Un mastino napoletano, infatti, insospettì l’ispettore Pasquale Carrillo della Mobile, (ma non si andò fino in fondo) nel corso di una perquisizione domiciliare nella stessa abitazione in via Salerno dove verrà poi veramente catturato il boss. Il mastino si rifugiò, nel corso dei controlli, in un cunicolo dove poi gli uomini della Dia scoveranno il suo padrone. Sandokan, infatti, quello stesso cane lo ritrarrà in uno dei quadri che poi saranno sequestrati dagli uomini della Dia nel suo bunker. Francesco Schiavone attualmente è ristretto al carcere di Parma e a parte qualche acciacco di salute, come del resto tutti gli umani ne possono soffrire, è lo stesso suo difensore, il penalista Mauro Valentino, che lo sottolinea ‘ora sta bene’ dopo alcune vecchie voci che lo avevano dato per gravemente malato. Sandokan, anzi, continua a dettare leggi nella sua famiglia dividendola in due. Tre dei suoi sette figli, Carmine ( attualmente in carcere) Ivanohe (libero) e Emanuele ( in carcere) hanno scelto come il padre di non collaborare con la giustizia.
La moglie, invece, Giuseppina Nappa, libera, e insieme alle figlie Chiara e Angela, e Walter (ai domiciliari) sono sotto programma di protezione in località riservate perché hanno approvato la scelta di Nicola Schiavone (primogenito di Sandokan detto Nic barba) che da un anno è un collaboratore di giustizia. Un pentito che, a parte spiegare i nomi delle persone criminali che hanno costellato il clan dei Casalesi, dovrebbe rivelare anche la verità su fatti familiari legati ad alcuni delitti, come quello di Carlo Amato e Michele Della Gatta.

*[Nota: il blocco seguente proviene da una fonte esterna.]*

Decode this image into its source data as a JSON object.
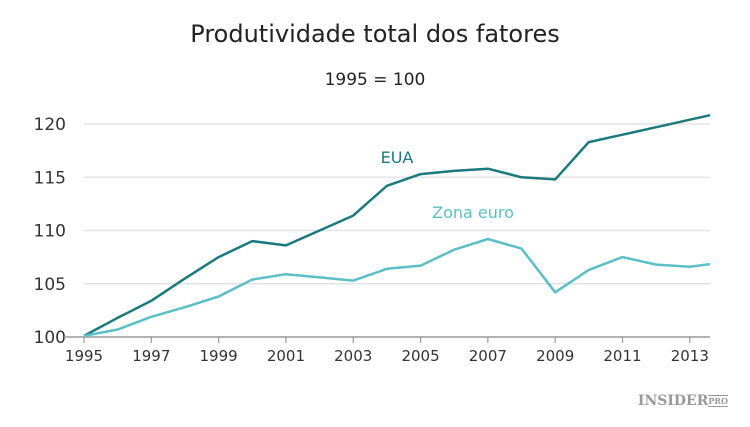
{
  "chart_data": {
    "type": "line",
    "title": "Produtividade total dos fatores",
    "subtitle": "1995 = 100",
    "xlabel": "",
    "ylabel": "",
    "xlim": [
      1995,
      2013.6
    ],
    "ylim": [
      100,
      121
    ],
    "grid": true,
    "x": [
      1995,
      1996,
      1997,
      1998,
      1999,
      2000,
      2001,
      2002,
      2003,
      2004,
      2005,
      2006,
      2007,
      2008,
      2009,
      2010,
      2011,
      2012,
      2013,
      2014
    ],
    "xticks": [
      "1995",
      "1997",
      "1999",
      "2001",
      "2003",
      "2005",
      "2007",
      "2009",
      "2011",
      "2013"
    ],
    "yticks": [
      "100",
      "105",
      "110",
      "115",
      "120"
    ],
    "series": [
      {
        "name": "EUA",
        "color": "#1a7a7c",
        "values": [
          100.1,
          101.8,
          103.4,
          105.5,
          107.5,
          109.0,
          108.6,
          110.0,
          111.4,
          114.2,
          115.3,
          115.6,
          115.8,
          115.0,
          114.8,
          118.3,
          119.0,
          119.7,
          120.4,
          121.1
        ]
      },
      {
        "name": "Zona euro",
        "color": "#5bbfc6",
        "values": [
          100.1,
          100.7,
          101.9,
          102.8,
          103.8,
          105.4,
          105.9,
          105.6,
          105.3,
          106.4,
          106.7,
          108.2,
          109.2,
          108.3,
          104.2,
          106.3,
          107.5,
          106.8,
          106.6,
          107.0
        ]
      }
    ]
  },
  "logo": {
    "main": "INSIDER",
    "sup": "PRO"
  }
}
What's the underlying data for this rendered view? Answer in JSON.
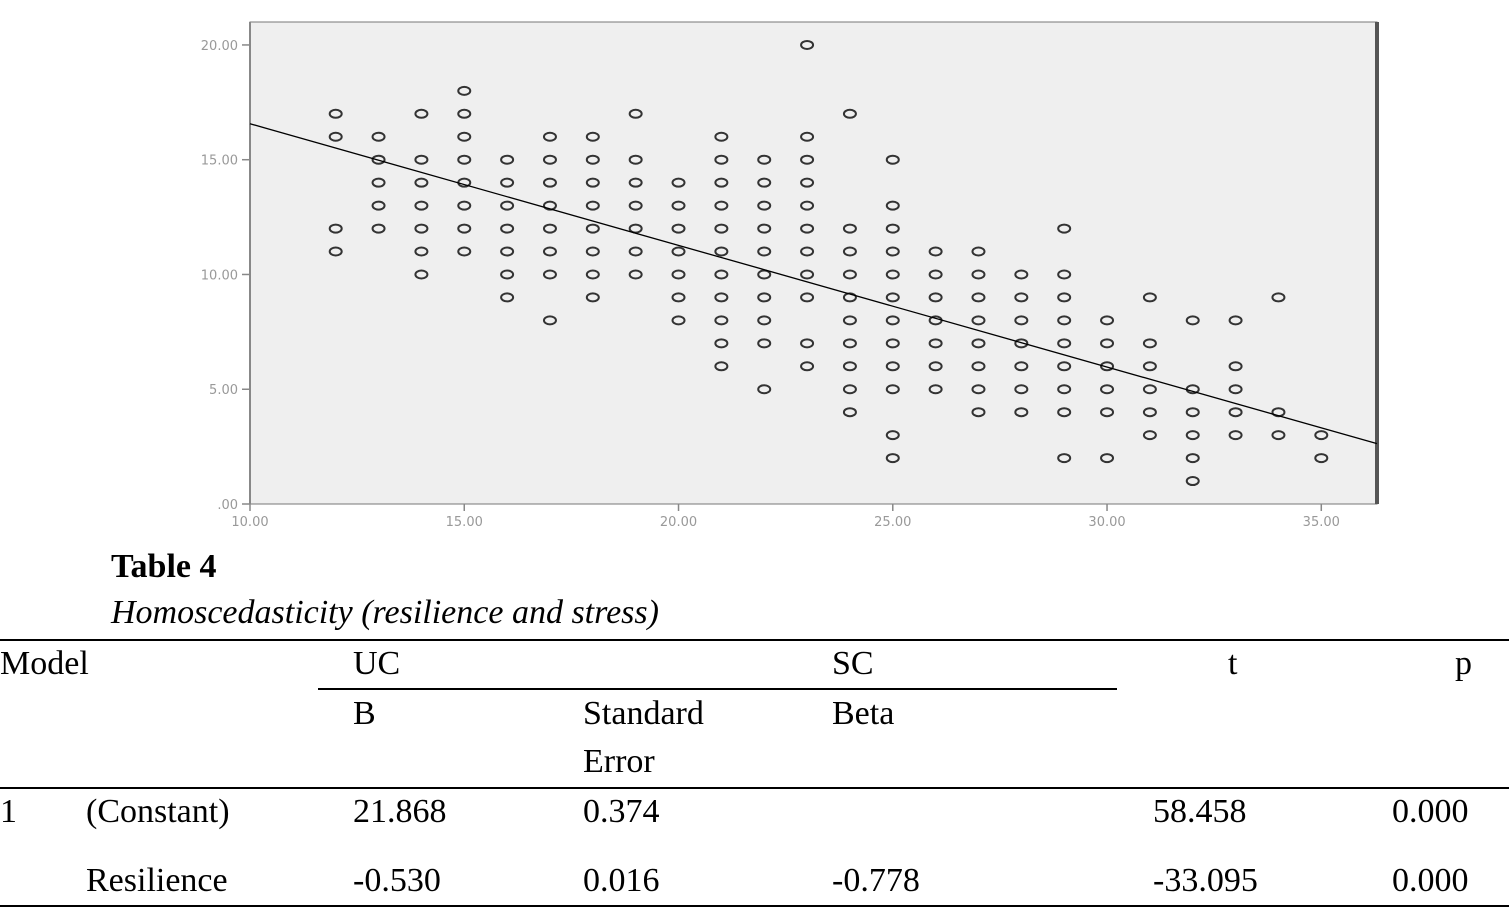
{
  "chart_data": {
    "type": "scatter",
    "title": "",
    "xlabel": "",
    "ylabel": "",
    "xlim": [
      10,
      36.3
    ],
    "ylim": [
      0,
      21
    ],
    "x_ticks": [
      10,
      15,
      20,
      25,
      30,
      35
    ],
    "x_tick_labels": [
      "10.00",
      "15.00",
      "20.00",
      "25.00",
      "30.00",
      "35.00"
    ],
    "y_ticks": [
      0,
      5,
      10,
      15,
      20
    ],
    "y_tick_labels": [
      ".00",
      "5.00",
      "10.00",
      "15.00",
      "20.00"
    ],
    "grid": false,
    "background": "#efefef",
    "fit_line": {
      "intercept": 21.868,
      "slope": -0.53
    },
    "points": [
      [
        12,
        17
      ],
      [
        14,
        17
      ],
      [
        15,
        17
      ],
      [
        19,
        17
      ],
      [
        24,
        17
      ],
      [
        15,
        18
      ],
      [
        23,
        20
      ],
      [
        12,
        16
      ],
      [
        13,
        16
      ],
      [
        15,
        16
      ],
      [
        17,
        16
      ],
      [
        18,
        16
      ],
      [
        21,
        16
      ],
      [
        23,
        16
      ],
      [
        13,
        15
      ],
      [
        14,
        15
      ],
      [
        15,
        15
      ],
      [
        16,
        15
      ],
      [
        17,
        15
      ],
      [
        18,
        15
      ],
      [
        19,
        15
      ],
      [
        21,
        15
      ],
      [
        22,
        15
      ],
      [
        23,
        15
      ],
      [
        25,
        15
      ],
      [
        13,
        14
      ],
      [
        14,
        14
      ],
      [
        15,
        14
      ],
      [
        16,
        14
      ],
      [
        17,
        14
      ],
      [
        18,
        14
      ],
      [
        19,
        14
      ],
      [
        20,
        14
      ],
      [
        21,
        14
      ],
      [
        22,
        14
      ],
      [
        23,
        14
      ],
      [
        13,
        13
      ],
      [
        14,
        13
      ],
      [
        15,
        13
      ],
      [
        16,
        13
      ],
      [
        17,
        13
      ],
      [
        18,
        13
      ],
      [
        19,
        13
      ],
      [
        20,
        13
      ],
      [
        21,
        13
      ],
      [
        22,
        13
      ],
      [
        23,
        13
      ],
      [
        25,
        13
      ],
      [
        12,
        12
      ],
      [
        13,
        12
      ],
      [
        14,
        12
      ],
      [
        15,
        12
      ],
      [
        16,
        12
      ],
      [
        17,
        12
      ],
      [
        18,
        12
      ],
      [
        19,
        12
      ],
      [
        20,
        12
      ],
      [
        21,
        12
      ],
      [
        22,
        12
      ],
      [
        23,
        12
      ],
      [
        24,
        12
      ],
      [
        25,
        12
      ],
      [
        29,
        12
      ],
      [
        12,
        11
      ],
      [
        14,
        11
      ],
      [
        15,
        11
      ],
      [
        16,
        11
      ],
      [
        17,
        11
      ],
      [
        18,
        11
      ],
      [
        19,
        11
      ],
      [
        20,
        11
      ],
      [
        21,
        11
      ],
      [
        22,
        11
      ],
      [
        23,
        11
      ],
      [
        24,
        11
      ],
      [
        25,
        11
      ],
      [
        26,
        11
      ],
      [
        27,
        11
      ],
      [
        14,
        10
      ],
      [
        16,
        10
      ],
      [
        17,
        10
      ],
      [
        18,
        10
      ],
      [
        19,
        10
      ],
      [
        20,
        10
      ],
      [
        21,
        10
      ],
      [
        22,
        10
      ],
      [
        23,
        10
      ],
      [
        24,
        10
      ],
      [
        25,
        10
      ],
      [
        26,
        10
      ],
      [
        27,
        10
      ],
      [
        28,
        10
      ],
      [
        29,
        10
      ],
      [
        16,
        9
      ],
      [
        18,
        9
      ],
      [
        20,
        9
      ],
      [
        21,
        9
      ],
      [
        22,
        9
      ],
      [
        23,
        9
      ],
      [
        24,
        9
      ],
      [
        25,
        9
      ],
      [
        26,
        9
      ],
      [
        27,
        9
      ],
      [
        28,
        9
      ],
      [
        29,
        9
      ],
      [
        31,
        9
      ],
      [
        34,
        9
      ],
      [
        17,
        8
      ],
      [
        20,
        8
      ],
      [
        21,
        8
      ],
      [
        22,
        8
      ],
      [
        24,
        8
      ],
      [
        25,
        8
      ],
      [
        26,
        8
      ],
      [
        27,
        8
      ],
      [
        28,
        8
      ],
      [
        29,
        8
      ],
      [
        30,
        8
      ],
      [
        32,
        8
      ],
      [
        33,
        8
      ],
      [
        21,
        7
      ],
      [
        22,
        7
      ],
      [
        23,
        7
      ],
      [
        24,
        7
      ],
      [
        25,
        7
      ],
      [
        26,
        7
      ],
      [
        27,
        7
      ],
      [
        28,
        7
      ],
      [
        29,
        7
      ],
      [
        30,
        7
      ],
      [
        31,
        7
      ],
      [
        21,
        6
      ],
      [
        23,
        6
      ],
      [
        24,
        6
      ],
      [
        25,
        6
      ],
      [
        26,
        6
      ],
      [
        27,
        6
      ],
      [
        28,
        6
      ],
      [
        29,
        6
      ],
      [
        30,
        6
      ],
      [
        31,
        6
      ],
      [
        33,
        6
      ],
      [
        22,
        5
      ],
      [
        24,
        5
      ],
      [
        25,
        5
      ],
      [
        26,
        5
      ],
      [
        27,
        5
      ],
      [
        28,
        5
      ],
      [
        29,
        5
      ],
      [
        30,
        5
      ],
      [
        31,
        5
      ],
      [
        32,
        5
      ],
      [
        33,
        5
      ],
      [
        24,
        4
      ],
      [
        27,
        4
      ],
      [
        28,
        4
      ],
      [
        29,
        4
      ],
      [
        30,
        4
      ],
      [
        31,
        4
      ],
      [
        32,
        4
      ],
      [
        33,
        4
      ],
      [
        34,
        4
      ],
      [
        25,
        3
      ],
      [
        31,
        3
      ],
      [
        32,
        3
      ],
      [
        33,
        3
      ],
      [
        34,
        3
      ],
      [
        35,
        3
      ],
      [
        25,
        2
      ],
      [
        29,
        2
      ],
      [
        30,
        2
      ],
      [
        32,
        2
      ],
      [
        35,
        2
      ],
      [
        32,
        1
      ]
    ]
  },
  "caption": {
    "number": "Table 4",
    "title": "Homoscedasticity (resilience and stress)"
  },
  "table": {
    "header": {
      "model": "Model",
      "uc": "UC",
      "sc": "SC",
      "t": "t",
      "p": "p",
      "b": "B",
      "se_line1": "Standard",
      "se_line2": "Error",
      "beta": "Beta"
    },
    "rows": [
      {
        "model": "1",
        "predictor": "(Constant)",
        "b": "21.868",
        "se": "0.374",
        "beta": "",
        "t": "58.458",
        "p": "0.000"
      },
      {
        "model": "",
        "predictor": "Resilience",
        "b": "-0.530",
        "se": "0.016",
        "beta": "-0.778",
        "t": "-33.095",
        "p": "0.000"
      }
    ]
  }
}
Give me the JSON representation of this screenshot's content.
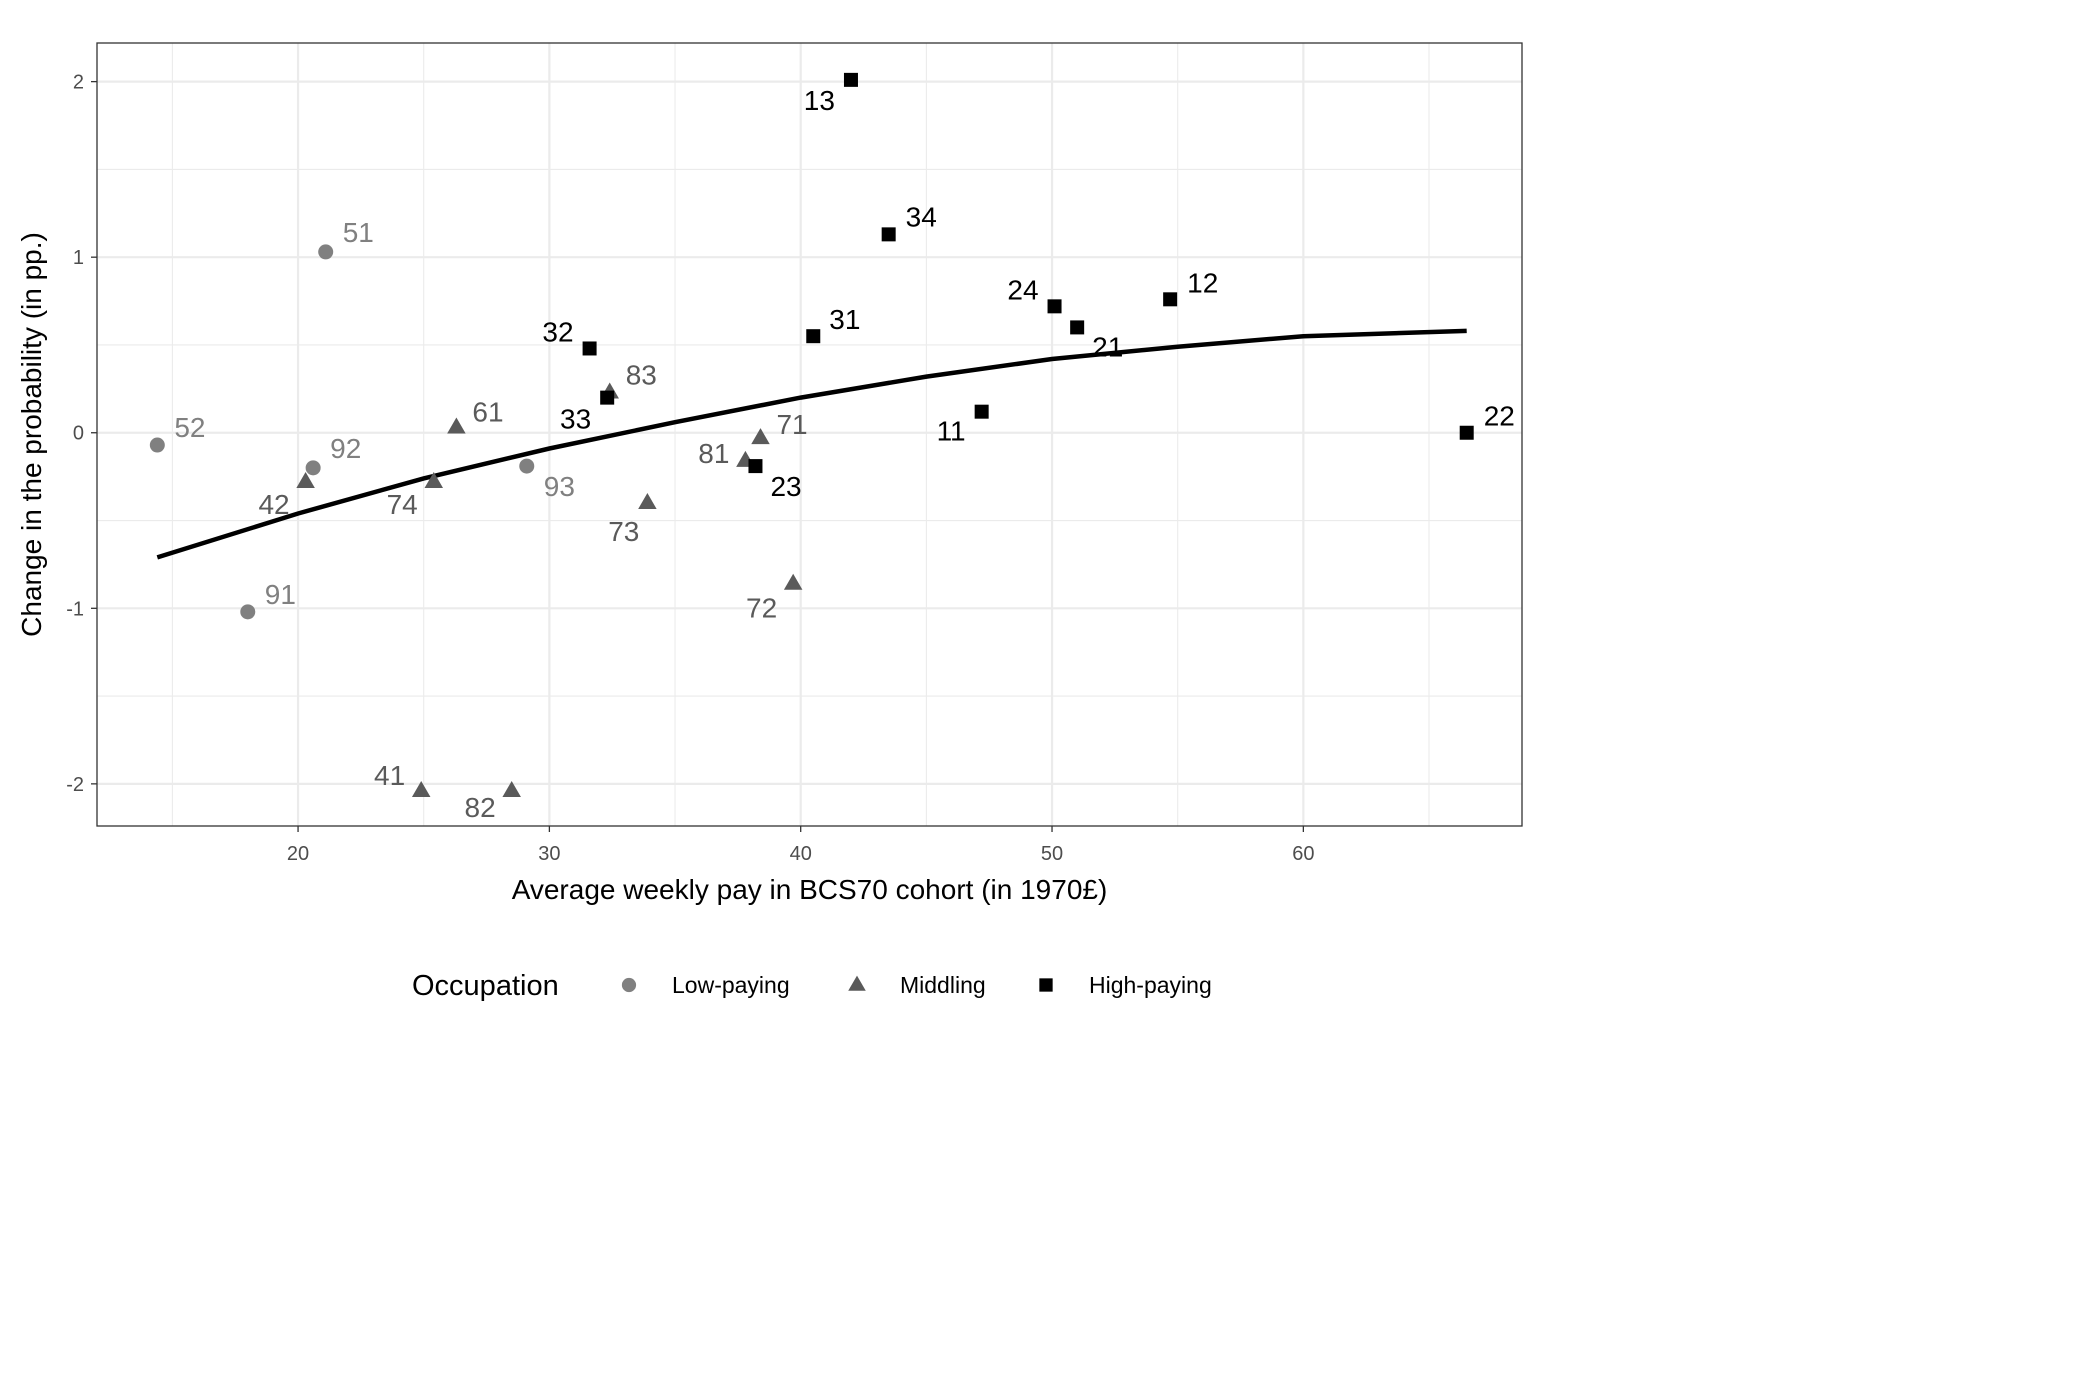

Nel giugno del 1999, nella discoteca sull’Appia nel corso di un Mac Pi del liceo Amaldi, a Santa Maria Capua Vetere, venne accoltellato a morte il figlio di Salvatore Amato, per una lite a causa di un complimento dato ad una ragazza. Quella sera, molti videro i figli di Schiavone presenti alla rissa (prima Walter quello che è ora sotto protezione e poi Nicola, il pentito). Dopo qualche giorno, venne trovato ucciso a colpi di pistola Michele Della Gatta a Castel Voltuno.
Una risposta fulminea per far calmare l’ira di Salvatore Amato (poi diventato collaboratore di giustizia) pronto a tutto per vendicare il figlio. In particolare, è stato un altro pentito, Massimo Pannullo, soggetto in contatto con affiliati del clan Schiavone, per affari di droga e armi, a dichiarare “che tra il 2000 e il 2001 Vincenzo Schiavone, detto “o petillo” , mentre erano in cerca di auto rubate, gli confidò che da diversi giorni non dormiva nel proprio letto, dovendo sfuggire ai controlli delle Forze dell’Ordine, risultando frequentatore di Michele Della Gatta, ucciso pochi giorni prima perchè era il responsabile dell’omicidio del figlio di Salvatore Amato, a seguito di una lite per futili motivi all’interno di una discoteca; che l’Amato aveva preso le difese di una donna molestata dal Della Gatta e dai suoi sodali: Nicola Schiavone, il fratello Walter e lo stesso “o petillo”.
L’Amato prima venne brutalmente malmenato e poi il Della Gatta, inopinatamente, gli sferrò numerose coltellate, quando era già accasciato; che era nota la scarsa affidabilità e la dipendenza da cocaina del della Gatta; che Schiavone junior decise l’eliminazione del Della Gatta, e, come riferito da Vincenzo, detto “o petillo”, gli fu tesa una trappola dallo stesso “o petillo”, dal suo omonimo Vincenzo Schiavone, detto “o copertone”. Fu ammazzato nei pressi di Castel Volturno per evitare che in paese si risalisse agli Schiavone”. Il coinvolgimento di Schiavone nel duplice omicidio, prima dell’Amato e poi del della Gatta, risulta confermato da Luigi Diana. Ora si attendono le confessioni di Schiavone.